Ogan est retourné à l’Hôtel Plaza où les employés pouvaient recevoir des médicaments et de la nourriture.

« Nous nous sommes installés jusqu’au lendemain dans l’église, à attendre. À attendre quoi? On ne le sait pas », raconte Ogan, qui se rappelait chacun de ses instants de terreur et d’horreur.

Le sauveteur

Cherchant du secours, Ogan a amené son fils à l’Hôtel Plaza en espérant trouver du secours pour sauver son fils. C’est l’endroit où le réseau de télévision CNN a installé ses quartiers généraux.  Il a rencontré un médecin de l’armée pour qu’il voie son fils. Malgré qu’il ait accepté, le médecin n’était pas revenu le soir.

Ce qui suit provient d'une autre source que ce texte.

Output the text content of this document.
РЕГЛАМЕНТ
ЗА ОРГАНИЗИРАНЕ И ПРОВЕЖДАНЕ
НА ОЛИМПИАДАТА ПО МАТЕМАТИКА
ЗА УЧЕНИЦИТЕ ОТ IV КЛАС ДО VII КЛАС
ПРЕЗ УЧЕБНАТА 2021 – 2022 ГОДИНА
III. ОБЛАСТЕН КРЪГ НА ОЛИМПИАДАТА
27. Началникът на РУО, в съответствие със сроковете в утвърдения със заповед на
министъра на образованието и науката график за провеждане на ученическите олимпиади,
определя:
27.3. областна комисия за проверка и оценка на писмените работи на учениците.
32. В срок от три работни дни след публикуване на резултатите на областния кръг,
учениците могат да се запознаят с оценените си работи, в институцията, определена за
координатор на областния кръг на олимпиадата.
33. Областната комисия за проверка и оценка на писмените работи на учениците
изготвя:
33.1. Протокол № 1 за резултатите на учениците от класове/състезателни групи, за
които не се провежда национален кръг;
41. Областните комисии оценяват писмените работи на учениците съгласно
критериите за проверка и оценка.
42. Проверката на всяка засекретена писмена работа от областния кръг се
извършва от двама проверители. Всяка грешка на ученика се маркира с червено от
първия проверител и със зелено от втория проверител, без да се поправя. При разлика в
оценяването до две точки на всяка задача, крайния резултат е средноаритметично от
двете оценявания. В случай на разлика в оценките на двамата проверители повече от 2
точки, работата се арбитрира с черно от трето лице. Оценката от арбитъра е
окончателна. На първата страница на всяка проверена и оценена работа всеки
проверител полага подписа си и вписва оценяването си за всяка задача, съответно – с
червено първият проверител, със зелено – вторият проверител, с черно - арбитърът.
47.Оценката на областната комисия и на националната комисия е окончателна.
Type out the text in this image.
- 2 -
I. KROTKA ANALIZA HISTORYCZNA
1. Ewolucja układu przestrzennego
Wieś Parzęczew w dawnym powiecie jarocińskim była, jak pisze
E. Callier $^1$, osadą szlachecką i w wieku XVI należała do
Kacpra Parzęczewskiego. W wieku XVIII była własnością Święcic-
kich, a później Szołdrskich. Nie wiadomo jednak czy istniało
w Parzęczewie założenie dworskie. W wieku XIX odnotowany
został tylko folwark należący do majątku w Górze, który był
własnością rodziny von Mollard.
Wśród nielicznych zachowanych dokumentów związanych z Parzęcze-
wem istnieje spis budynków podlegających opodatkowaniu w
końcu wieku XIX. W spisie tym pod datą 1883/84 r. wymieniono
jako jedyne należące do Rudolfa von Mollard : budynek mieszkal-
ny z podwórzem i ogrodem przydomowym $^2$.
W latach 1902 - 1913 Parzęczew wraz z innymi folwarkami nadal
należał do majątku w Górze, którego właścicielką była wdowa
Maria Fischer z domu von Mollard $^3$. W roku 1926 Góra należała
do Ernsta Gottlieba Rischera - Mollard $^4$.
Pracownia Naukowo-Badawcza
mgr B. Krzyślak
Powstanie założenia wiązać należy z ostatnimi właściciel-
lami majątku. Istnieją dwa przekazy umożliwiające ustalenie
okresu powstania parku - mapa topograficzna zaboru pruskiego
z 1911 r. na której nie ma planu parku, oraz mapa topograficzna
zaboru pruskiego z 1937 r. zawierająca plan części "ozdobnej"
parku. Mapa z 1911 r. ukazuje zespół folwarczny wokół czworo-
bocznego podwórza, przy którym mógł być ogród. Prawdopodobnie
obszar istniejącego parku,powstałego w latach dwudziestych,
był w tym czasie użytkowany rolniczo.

C’est là qu’Ogan a fait connaissance avec Marc Eisenmann, cet homme d’affaires de Hollywood, propriétaire du complexe Hollywood Beach Hotels.

Marc se préparait à aller prêter main forte aux sinistrés. Il était 19 heures le soir du 14.

« Mon fils était couché par terre sur la terrasse de l’hôtel. Marc a suivi tous les cours d’ambulancier à New York. Il lui a immobilisé le bras pour calmer sa douleur. Lorsqu’il a vu la tête de mon fils grosse comme une citrouille, il a décidé que c’est nous qu’il allait sauver. Et il l’a fait ».

« Marc Eisemann nous a sauvé la vie. Nous lui devons tout. Si nous nous retrouvons en Floride, il en est le seul et unique responsable. C’est un homme d’une bravoure, d’une détermination, d’une générosité et d’une bonté que nous ne connaissions pas en ce monde » s’exclame Ogan Saintelus, cet Haïtien qui a touché terre à Miami avec son épouse et ses trois enfants miraculés.

Marc Eisenmann est un vrai héros.

Il est un homme généreux et bon. Mais plus encore, il est un être sensible et humain comme on en voit peu.

Pourquoi cet homme d’affaires, propriétaire du complexe Hollywood Beach Hotels, a-t-il décidé, en moins de deux minutes, de porter secours aux sinistrés du tremblement de terre à Haïti?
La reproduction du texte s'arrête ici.